Unlike The Heart As It Lived (and some of his other works), Robinson’s concerns here are less overtly political – or rather, his focus is on the personal politics of relationships, particularly between divorced parents and their offspring. When angry Mona (Natascha Girgis) takes legal steps to deny Sikorski (Trevor Leigh), her ex-husband, custody of their child, Stevie (Hilary Somerville), dad and daughter defy the law and hit the highway. In one of the play’s many quirks, it’s Stevie who wants them to go on the run – a budding actor, she must sense the road-movie potential – and she eggs on her loser father even while continually insulting him. Most of their adventure is told in retrospect, after something unspecified but terrible has happened to them, with Mona steadily piecing together the chain of events, aided by numerous witnesses along the way.

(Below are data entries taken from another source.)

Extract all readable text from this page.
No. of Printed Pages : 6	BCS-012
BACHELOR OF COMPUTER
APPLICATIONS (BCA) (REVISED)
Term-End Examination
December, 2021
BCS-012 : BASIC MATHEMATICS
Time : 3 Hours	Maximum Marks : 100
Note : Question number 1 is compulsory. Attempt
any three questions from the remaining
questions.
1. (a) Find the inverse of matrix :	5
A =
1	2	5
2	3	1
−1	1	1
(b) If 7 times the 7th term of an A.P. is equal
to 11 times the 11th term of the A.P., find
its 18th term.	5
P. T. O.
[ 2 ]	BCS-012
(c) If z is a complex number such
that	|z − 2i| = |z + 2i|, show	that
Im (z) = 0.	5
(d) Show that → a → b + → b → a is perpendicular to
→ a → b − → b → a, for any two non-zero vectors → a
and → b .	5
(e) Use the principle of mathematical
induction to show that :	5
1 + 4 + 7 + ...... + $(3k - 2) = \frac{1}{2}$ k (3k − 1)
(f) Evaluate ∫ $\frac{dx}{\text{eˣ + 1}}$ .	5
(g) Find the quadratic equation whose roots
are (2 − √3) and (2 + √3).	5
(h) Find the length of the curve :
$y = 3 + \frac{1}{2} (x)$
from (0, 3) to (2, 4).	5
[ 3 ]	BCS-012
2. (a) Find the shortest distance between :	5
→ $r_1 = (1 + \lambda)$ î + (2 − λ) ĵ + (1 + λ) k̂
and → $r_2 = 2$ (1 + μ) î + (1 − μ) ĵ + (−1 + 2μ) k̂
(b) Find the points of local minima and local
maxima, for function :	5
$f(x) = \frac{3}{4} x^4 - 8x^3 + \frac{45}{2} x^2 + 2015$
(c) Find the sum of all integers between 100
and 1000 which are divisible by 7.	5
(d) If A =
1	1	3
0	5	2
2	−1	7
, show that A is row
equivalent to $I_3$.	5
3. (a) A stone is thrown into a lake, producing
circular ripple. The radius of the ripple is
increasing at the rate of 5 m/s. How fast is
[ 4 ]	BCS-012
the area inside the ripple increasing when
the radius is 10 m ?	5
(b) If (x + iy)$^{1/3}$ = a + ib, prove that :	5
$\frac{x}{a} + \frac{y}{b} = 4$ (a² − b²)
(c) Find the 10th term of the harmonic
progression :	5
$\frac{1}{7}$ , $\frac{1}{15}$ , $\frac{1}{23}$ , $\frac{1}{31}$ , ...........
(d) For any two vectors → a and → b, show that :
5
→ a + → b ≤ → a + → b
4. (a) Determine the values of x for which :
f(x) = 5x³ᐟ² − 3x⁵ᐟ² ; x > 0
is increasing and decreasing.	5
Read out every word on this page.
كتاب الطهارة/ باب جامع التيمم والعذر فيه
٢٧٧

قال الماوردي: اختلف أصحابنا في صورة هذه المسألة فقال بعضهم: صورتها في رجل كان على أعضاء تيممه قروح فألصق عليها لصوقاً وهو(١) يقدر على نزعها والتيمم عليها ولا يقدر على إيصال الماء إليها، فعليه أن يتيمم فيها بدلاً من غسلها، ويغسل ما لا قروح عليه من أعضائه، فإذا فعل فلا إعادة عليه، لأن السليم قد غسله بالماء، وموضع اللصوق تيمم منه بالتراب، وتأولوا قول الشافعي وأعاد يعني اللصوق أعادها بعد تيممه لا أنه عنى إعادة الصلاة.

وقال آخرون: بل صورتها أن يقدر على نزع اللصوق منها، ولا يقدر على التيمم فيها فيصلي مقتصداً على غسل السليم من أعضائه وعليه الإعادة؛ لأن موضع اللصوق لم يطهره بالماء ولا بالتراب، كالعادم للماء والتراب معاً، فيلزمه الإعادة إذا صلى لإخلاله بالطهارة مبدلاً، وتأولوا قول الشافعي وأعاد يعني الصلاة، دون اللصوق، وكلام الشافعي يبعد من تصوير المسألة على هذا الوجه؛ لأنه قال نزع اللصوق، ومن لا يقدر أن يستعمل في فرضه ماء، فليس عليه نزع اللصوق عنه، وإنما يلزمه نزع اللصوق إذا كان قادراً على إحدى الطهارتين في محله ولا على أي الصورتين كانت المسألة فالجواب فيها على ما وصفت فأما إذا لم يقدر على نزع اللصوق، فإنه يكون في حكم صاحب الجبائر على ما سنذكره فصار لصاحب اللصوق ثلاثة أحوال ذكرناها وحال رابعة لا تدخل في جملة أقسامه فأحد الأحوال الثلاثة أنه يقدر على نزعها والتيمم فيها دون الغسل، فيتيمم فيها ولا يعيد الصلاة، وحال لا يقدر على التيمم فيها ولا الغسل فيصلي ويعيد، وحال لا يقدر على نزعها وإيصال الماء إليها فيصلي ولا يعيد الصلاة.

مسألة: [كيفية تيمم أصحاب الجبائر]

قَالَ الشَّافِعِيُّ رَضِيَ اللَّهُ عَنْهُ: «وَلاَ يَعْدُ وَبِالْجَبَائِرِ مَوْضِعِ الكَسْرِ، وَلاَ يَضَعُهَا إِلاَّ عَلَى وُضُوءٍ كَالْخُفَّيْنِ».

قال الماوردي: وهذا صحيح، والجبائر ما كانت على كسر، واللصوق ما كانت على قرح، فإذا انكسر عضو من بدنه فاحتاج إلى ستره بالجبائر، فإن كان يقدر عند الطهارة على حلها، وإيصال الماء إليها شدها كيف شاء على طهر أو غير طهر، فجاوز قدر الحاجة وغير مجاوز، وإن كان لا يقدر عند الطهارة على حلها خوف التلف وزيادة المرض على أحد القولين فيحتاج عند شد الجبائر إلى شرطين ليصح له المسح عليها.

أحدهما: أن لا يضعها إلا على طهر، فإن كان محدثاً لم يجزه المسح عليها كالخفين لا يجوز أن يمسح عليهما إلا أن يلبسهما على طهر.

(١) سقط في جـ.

Mona is ostensibly the central figure, who, over the course of the play, has to make her own journey away from her unforgiving antagonism towards her ex. But she’s often eclipsed by the other characters, both major and minor. The most striking one is the precocious, outrageous, conniving Stevie, who talks circles round the sad-sack Sikorski as she lets her dramatic imagination run wild. Robinson’s kids aren’t sentimental – they tend to be lippy little shit-disturbers – and they often maintain an equal, if not superior, footing with his hapless adults. Sikorski, played to skuzzy perfection by Leigh, is a paunchy, irritable, slightly creepy middle-aged mediocrity with a weakness for women half his age, who seems to deserve the lack of respect shown him by Somerville’s sweetly smiling but cocky-as-hell teen. However, they have a bond that goes beyond blood – they need one another like Laurel needs Hardy; they’re a well-honed father-and-daughter act.

Things get confusing with the introduction of Chekhov – both the enigmatic old hitcher (a haunted-looking Tim Koetting) and the great Russian playwright. The first Chekhov leads them to his hometown, where, strangely, no one remembers him. The second makes his appearance via a book of his plays that Stevie steals, after which she begins learning the role of Ranyevskaia from The Cherry Orchard. It isn’t clear how Chekhov, poet of the ordinary, jibes with Robinson’s extraordinary characters and circumstances, and that’s not the only muddy thing here. The Kid (Caitlynne Medrek), a poor but plucky cracker and potential spelling-bee champ, turns out to be the one person who remembers Chekhov, the old man, and she’s out to settle a score with him on behalf of her grandfather. Her dispute seems to involve some stolen land, but Robinson leaves the details murky and you begin to suspect they’re only an excuse to concoct an absurd, violent climax that’s riddled with bullets and irony.

D.D. Kugler directs with such verve that you can almost overlook the play’s flaws. He coaxes spunky performances from youngsters Somerville and Medrek, and taps into the juicy comic resources of his adult cast, which also includes David Beazely, Kate Hennig, Duval Lang and Daniela Vlaskalic in multiple personae as the witnesses. (Vlaskalic and Lang, painting fast in broad strokes, are particularly funny.) Scott Reid’s skeletal set is hung with costumes and props, like tools on the walls of a garage, while David Fraser’s dappled lighting takes us outdoors and onstage musician-composer Celene Yohemas underscores the quirkiness with vibes.

Throughout the play, The Kid spells out words that act as signposts and commentary to the story – a device used with wry effectiveness by Robinson and Kugler. Like Stevie, this production is exuberantly theatrical, even in its darkest moments. And, although Robinson leaves threads dangling and dots unconnected, his final message of understanding and reconciliation comes poignantly seeping through.